Sunday, March 14th, 2010
Högström founded Sweden’s National Socialist Front party in 1994, but left the party 5 years later in the wake of a rash of bank robberies and assaults by far-right groups, one of them resulting in murder. He denies the charges of being a mastermind, but fully admits to having acted as middleman between the five Polish thieves and the ultimate buyer. His defense is a little rich for my blood:
“I was asked if I wanted to take the sign from one location to another,” he said during an interview with the daily Aftonbladet. “We had a person who was willing to pay several millions [of kronor, or hundreds of thousands of dollars] for the sign.”

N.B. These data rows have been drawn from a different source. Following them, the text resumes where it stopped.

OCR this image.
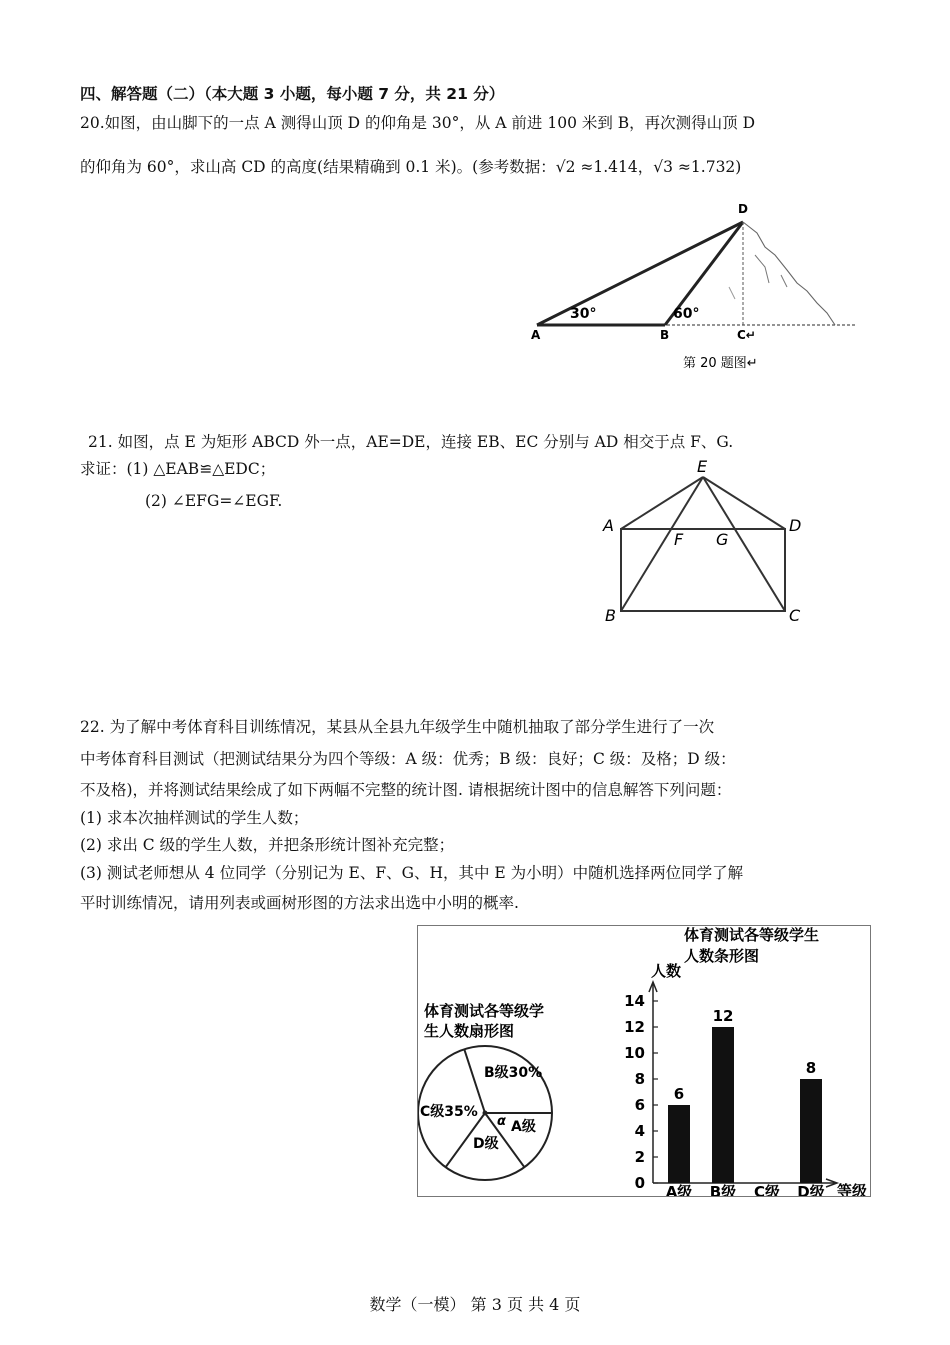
四、解答题（二）（本大题 3 小题，每小题 7 分，共 21 分）
20.如图，由山脚下的一点 A 测得山顶 D 的仰角是 30°，从 A 前进 100 米到 B，再次测得山顶 D
的仰角为 60°，求山高 CD 的高度(结果精确到 0.1 米)。(参考数据：√2 ≈1.414，√3 ≈1.732)
D
A	B	C↵
30°	60°
第 20 题图↵
21. 如图，点 E 为矩形 ABCD 外一点，AE=DE，连接 EB、EC 分别与 AD 相交于点 F、G.
求证：(1) △EAB≌△EDC；
(2) ∠EFG=∠EGF.
E
A	D
F G
B	C
22. 为了解中考体育科目训练情况，某县从全县九年级学生中随机抽取了部分学生进行了一次
中考体育科目测试（把测试结果分为四个等级：A 级：优秀；B 级：良好；C 级：及格；D 级：
不及格)，并将测试结果绘成了如下两幅不完整的统计图. 请根据统计图中的信息解答下列问题：
(1) 求本次抽样测试的学生人数；
(2) 求出 C 级的学生人数，并把条形统计图补充完整；
(3) 测试老师想从 4 位同学（分别记为 E、F、G、H，其中 E 为小明）中随机选择两位同学了解
平时训练情况，请用列表或画树形图的方法求出选中小明的概率.
体育测试各等级学
生人数扇形图
B级30%
C级35%
D级
A级
α
体育测试各等级学生
人数条形图
人数
等级
0
2
4
6
8
10
12
14
6
A级
12
B级 C级
8
D级
数学（一模） 第 3 页 共 4 页
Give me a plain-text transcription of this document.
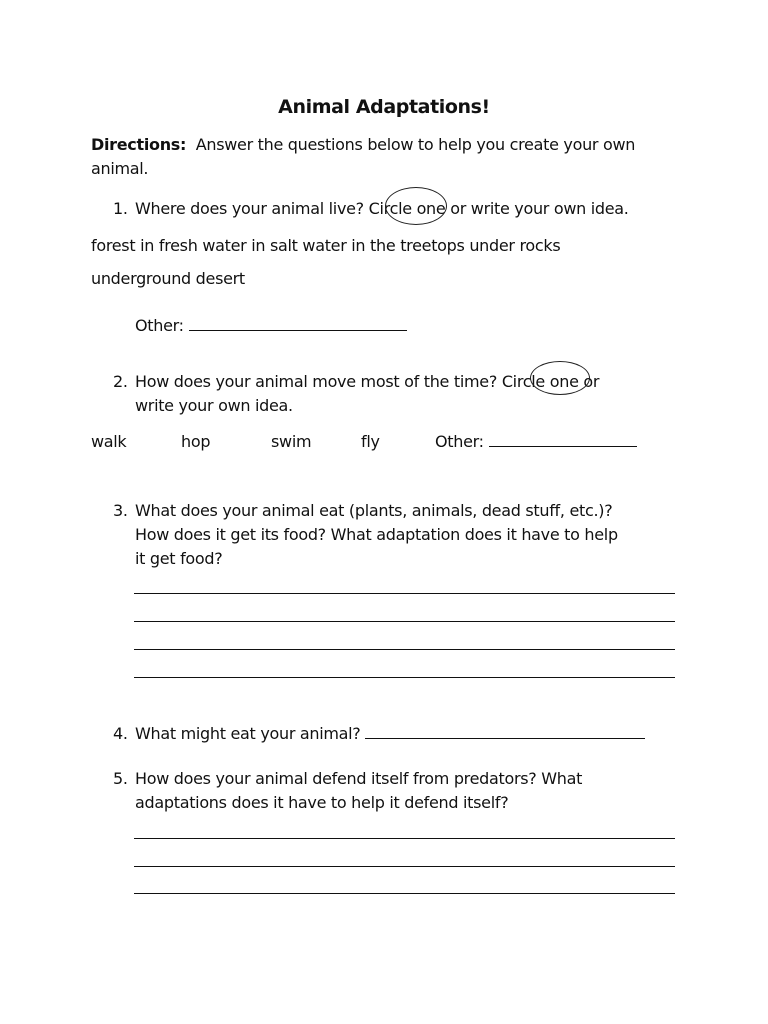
Animal Adaptations!
Directions: Answer the questions below to help you create your own
animal.
1. Where does your animal live? Circle one or write your own idea.
forest in fresh water in salt water in the treetops under rocks
underground desert
Other:
2. How does your animal move most of the time? Circle one or
write your own idea.
walk	hop	swim	fly	Other:
3. What does your animal eat (plants, animals, dead stuff, etc.)?
How does it get its food? What adaptation does it have to help
it get food?
4. What might eat your animal?
5. How does your animal defend itself from predators? What
adaptations does it have to help it defend itself?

But after discovering that the money from the sale would fund a violent campaign aimed at disrupting Sweden’s upcoming parliamentary election, Högström said he decided to inform police about the plot. “That was not something I wanted to be involved in or carry out in any way,” said Högström, who quit the far-right movement in 1999.
He had scruples, you see, in the middle of arranging for the “Arbeit Mach Frei” sign to be cut into 3 pieces and sold to some neo-Nazi buddy of his. Ugh.
The Polish police think he was a lot more involved that that. They say Högström’s phone call came while they were already in the process of arresting the thieves. Also, the leader of the thieves has known Högström for 2 years, since he worked on Högström’s estate in southern Sweden. They’ve apparently stayed in touch all this time.
The Polish authorities think Högström commissioned the theft personally, then only called to fess up when his thieves told him the publicity was so huge they were bound to get caught.
Högström has 3 weeks to appealing the court’s ruling. If he doesn’t or his appeal is denied, the authorities have 10 days to come and get him. He’d then be sent to Poland for trial, but any prison time he does will be done in Sweden, as stipulated in the extradition agreement.